The trip ended up being much better overall than I had expected. The car ran perfect the whole way. The trip itself, by the end, was just over a thousand miles (part of that of course was due to my getting completely lost right at the end). Anyway, here it is, day two, and my housing is provided for; which was my biggest worry. And my financial aid is slowly coming together. I still need to find work. But I trust that that too will fall into place. So far I've had no reason to doubt that God will provide for me. After all, he's been doing just that throughout my whole life. This particular adventure is just one more example.

Wednesday, August 26, 2009

The Gospel Coalition

I just discovered the Gospel Coalition website when reading Michael Spencer's twitter feed (yes, I "do" twitter!).

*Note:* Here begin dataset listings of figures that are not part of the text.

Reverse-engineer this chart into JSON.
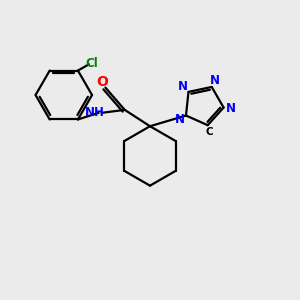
{
  "background_color": "#ebebeb",
  "bond_color": "#000000",
  "atom_colors": {
    "N": "#0000ff",
    "O": "#ff0000",
    "Cl": "#008000",
    "H": "#000000",
    "C": "#000000"
  },
  "figure_size": [
    3.0,
    3.0
  ],
  "dpi": 100,
  "line_width": 1.6
}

Michael had linked to a particular video of John Piper and Tim Keller speaking about how important it is for those who are God centered to listen to those who are Christ/Cross centered and vice versa. Upon listening to the initial link, I visited other chapters in the series and was very impressed. I look forward to seeing more of what they have.

Thursday, August 20, 2009

Back from NY, next stop, Boston and Gordon Conwell Seminary!

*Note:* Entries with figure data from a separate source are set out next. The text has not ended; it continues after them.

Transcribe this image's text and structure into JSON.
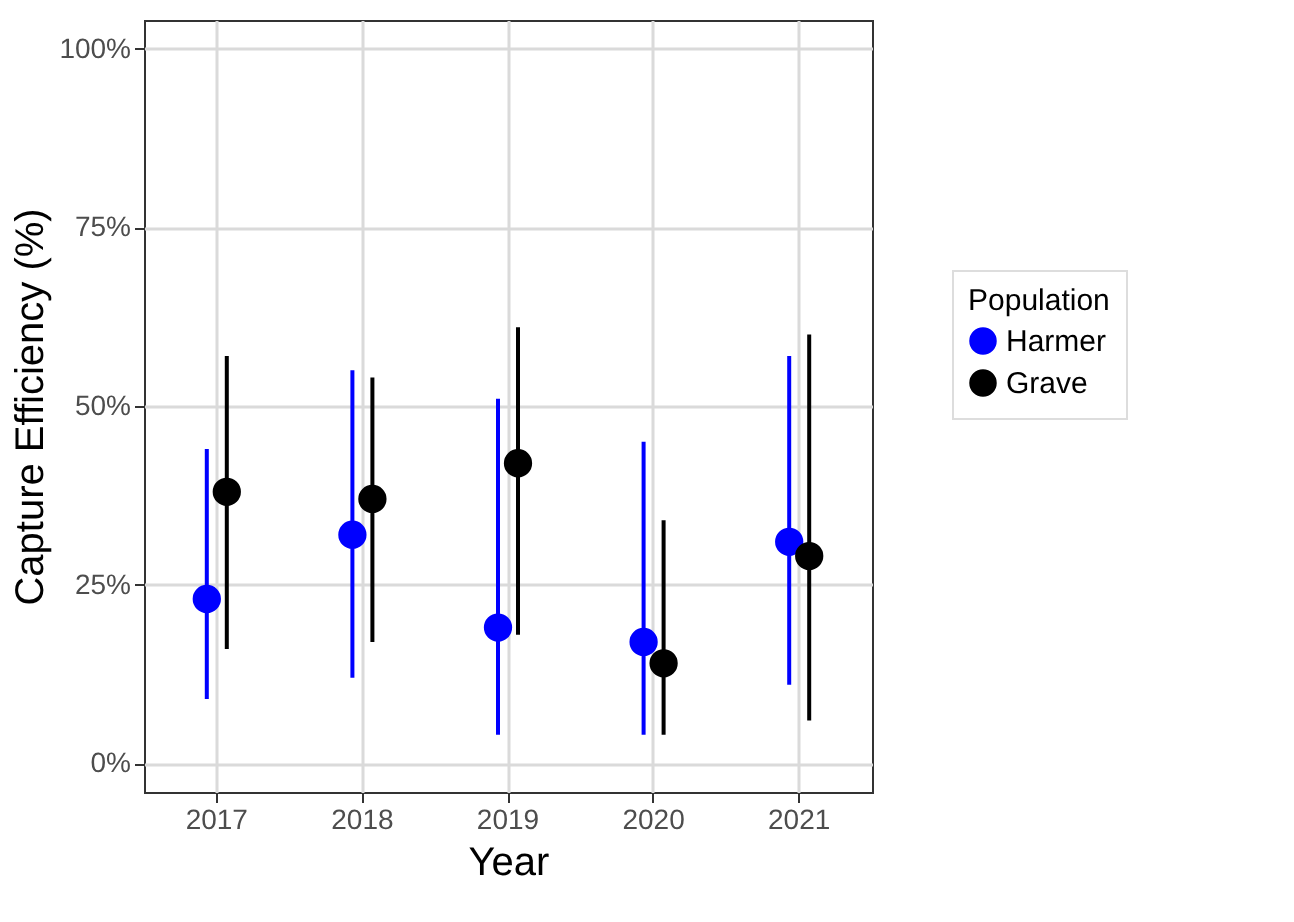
{
  "chart_data": {
    "type": "scatter",
    "ylabel": "Capture Efficiency (%)",
    "xlabel": "Year",
    "legend_title": "Population",
    "categories": [
      "2017",
      "2018",
      "2019",
      "2020",
      "2021"
    ],
    "series": [
      {
        "name": "Harmer",
        "color": "#0000ff",
        "values": [
          23,
          32,
          19,
          17,
          31
        ],
        "errors": [
          [
            9,
            44
          ],
          [
            12,
            55
          ],
          [
            4,
            51
          ],
          [
            4,
            45
          ],
          [
            11,
            57
          ]
        ]
      },
      {
        "name": "Grave",
        "color": "#000000",
        "values": [
          38,
          37,
          42,
          14,
          29
        ],
        "errors": [
          [
            16,
            57
          ],
          [
            17,
            54
          ],
          [
            18,
            61
          ],
          [
            4,
            34
          ],
          [
            6,
            60
          ]
        ]
      }
    ],
    "ylim": [
      -4,
      104
    ],
    "yticks": [
      {
        "value": 0,
        "label": "0%"
      },
      {
        "value": 25,
        "label": "25%"
      },
      {
        "value": 50,
        "label": "50%"
      },
      {
        "value": 75,
        "label": "75%"
      },
      {
        "value": 100,
        "label": "100%"
      }
    ],
    "grid": true,
    "legend": "right",
    "marker": "circle"
  }
}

What a week. I get back at 2:30am Monday morning after driving 15 hours from NY. Upon coming into Michigan I realize I'm not supposed to move to NY, but I'm not supposed to stay in Holland either. It dawns on me that my long dormant and delayed dream of Gordon Conwell Seminary may finally come true. Each day this week I've taken a step and so far so good. My transcript from Hope College is heading to GCTS as we speak. I've gotten part of the online application done. I've got three people to write the recommendation letters. I hope to have my own essays done by tonight, or at the latest, by Monday. Thankfully, since it's now an online process, once I'm done, it's received by them instantaneously. I can almost taste the lobster and clams! I hope they still do the seafood cookout for new students!

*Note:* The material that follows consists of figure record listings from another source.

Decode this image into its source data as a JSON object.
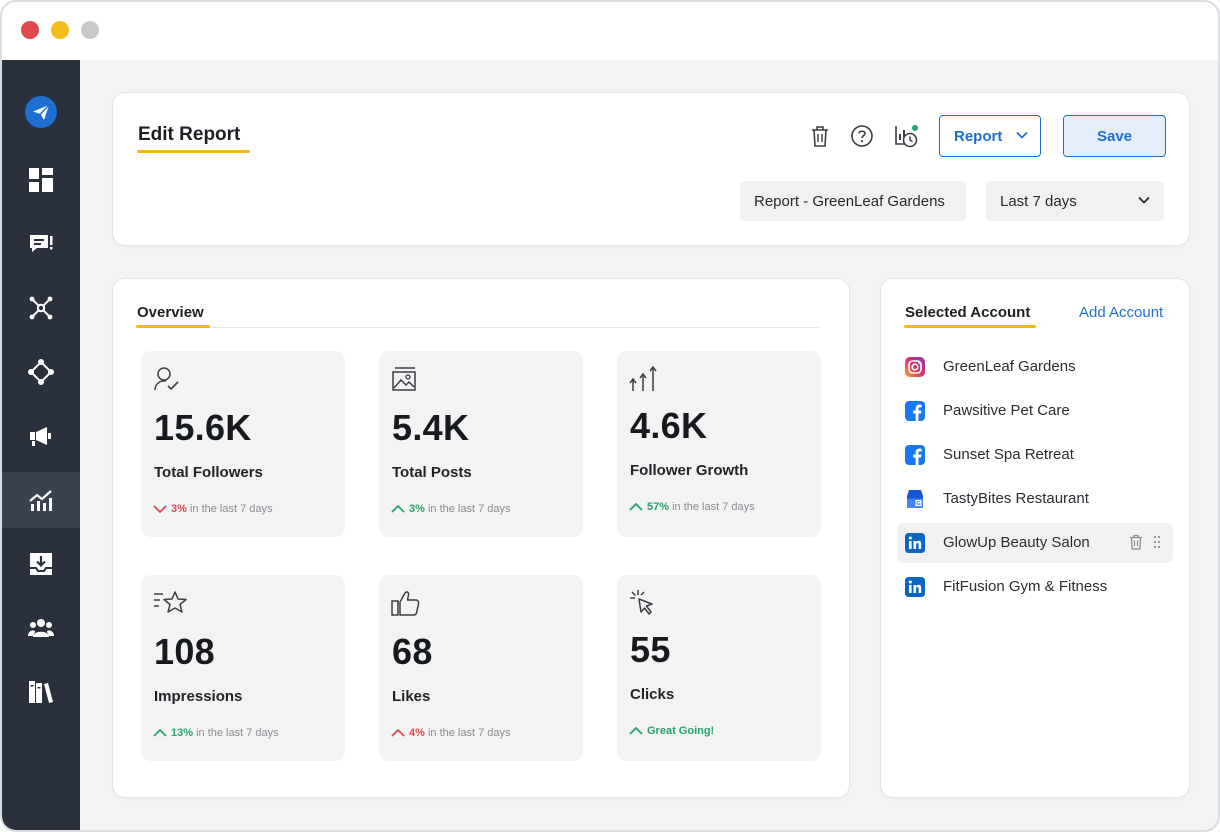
{
  "window": {
    "controls": [
      "close",
      "minimize",
      "zoom"
    ]
  },
  "sidebar": {
    "items": [
      {
        "name": "logo-paper-plane-icon"
      },
      {
        "name": "dashboard-icon"
      },
      {
        "name": "messages-icon"
      },
      {
        "name": "network-icon"
      },
      {
        "name": "integrations-icon"
      },
      {
        "name": "megaphone-icon"
      },
      {
        "name": "analytics-icon",
        "active": true
      },
      {
        "name": "download-inbox-icon"
      },
      {
        "name": "team-icon"
      },
      {
        "name": "library-icon"
      }
    ]
  },
  "header": {
    "title": "Edit Report",
    "icons": [
      "trash-icon",
      "help-icon",
      "schedule-history-icon"
    ],
    "report_button_label": "Report",
    "save_button_label": "Save",
    "report_name": "Report - GreenLeaf Gardens",
    "period": "Last 7 days"
  },
  "overview": {
    "title": "Overview",
    "metrics": [
      {
        "value": "15.6K",
        "label": "Total Followers",
        "trend": "down",
        "pct": "3%",
        "suffix": " in the last 7 days",
        "icon": "user-check-icon"
      },
      {
        "value": "5.4K",
        "label": "Total Posts",
        "trend": "up",
        "pct": "3%",
        "suffix": " in the last 7 days",
        "icon": "image-post-icon"
      },
      {
        "value": "4.6K",
        "label": "Follower Growth",
        "trend": "up",
        "pct": "57%",
        "suffix": " in the last 7 days",
        "icon": "growth-arrows-icon"
      },
      {
        "value": "108",
        "label": "Impressions",
        "trend": "up",
        "pct": "13%",
        "suffix": " in the last 7 days",
        "icon": "star-lines-icon"
      },
      {
        "value": "68",
        "label": "Likes",
        "trend": "down",
        "pct": "4%",
        "suffix": " in the last 7 days",
        "icon": "thumbs-up-icon"
      },
      {
        "value": "55",
        "label": "Clicks",
        "trend": "up",
        "pct": "",
        "suffix": "",
        "great": "Great Going!",
        "icon": "cursor-click-icon"
      }
    ]
  },
  "accounts": {
    "title": "Selected Account",
    "add_label": "Add Account",
    "items": [
      {
        "name": "GreenLeaf Gardens",
        "platform": "instagram"
      },
      {
        "name": "Pawsitive Pet Care",
        "platform": "facebook"
      },
      {
        "name": "Sunset Spa Retreat",
        "platform": "facebook"
      },
      {
        "name": "TastyBites Restaurant",
        "platform": "google-business"
      },
      {
        "name": "GlowUp Beauty Salon",
        "platform": "linkedin",
        "active": true
      },
      {
        "name": "FitFusion Gym & Fitness",
        "platform": "linkedin"
      }
    ]
  },
  "colors": {
    "accent": "#1f6fd1",
    "underline": "#f5b719",
    "up": "#27a36b",
    "down": "#e0484d",
    "sidebar": "#2a313c"
  }
}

It's strange how events can change so fast. I shouldn't be surprised of course. God has long worked that way in my life. Whether 12 years ago this week when I first came out to Holland to attend Hope College on very short notice, or even further back, when God worked His strange grace through my homelessness when I was 21. Or more recently, when He worked through a convicting (literally!) grace nearly three years ago. In all of these events, God has reminded me each and every time that He has always been in the midst of my circumstances. It's just that my typical hard heart and hard head needed a glaring flashing light in my face before I would recognize His face in that light. I am and always will be grateful for the various ways that God has used the people around me to intervene in my life. His love is truly beyond comprehension.

Monday, August 10, 2009

Heading off to NYC

Well, I'm heading off to NYC. Specifically Staten Island, my hometown. I lived my first 32 years there before I moved to Holland, Michigan to attend Hope College. That was 12 years ago! It's hard to believe that I've lived here that long. Holland is seriously one degree of separation! I'm looking forward to Pizza (yes, with a capital P, b/c NY Pizza is the real thing! Thin crust rules!), gyros, and serious Chinese food. Though China Kitchen does rule Holland, and with good reason. Those fried dumplings are to die for! Boy, I seem to be food obsessed. But best of all, I'm looking forward to seeing friends (and my sis) and taking tons of pics and video for my friends. It'll be good to get away and have some down time. I definitely need to recharge.

In the coming days and weeks I hope to have some new posts on issues related to our cultural slide toward extremism. It's such a big issue, that I've been intimidated by it and haven't posted anything so far. I'm also planning a detailed review of Derek Webb's new album Stockholm Syndrome, which I finally bought and have listened to many times. Still processing that one! It's different to be sure. I like the message, but the style is taking some time. If I have access, I've post from NYC with pics and video!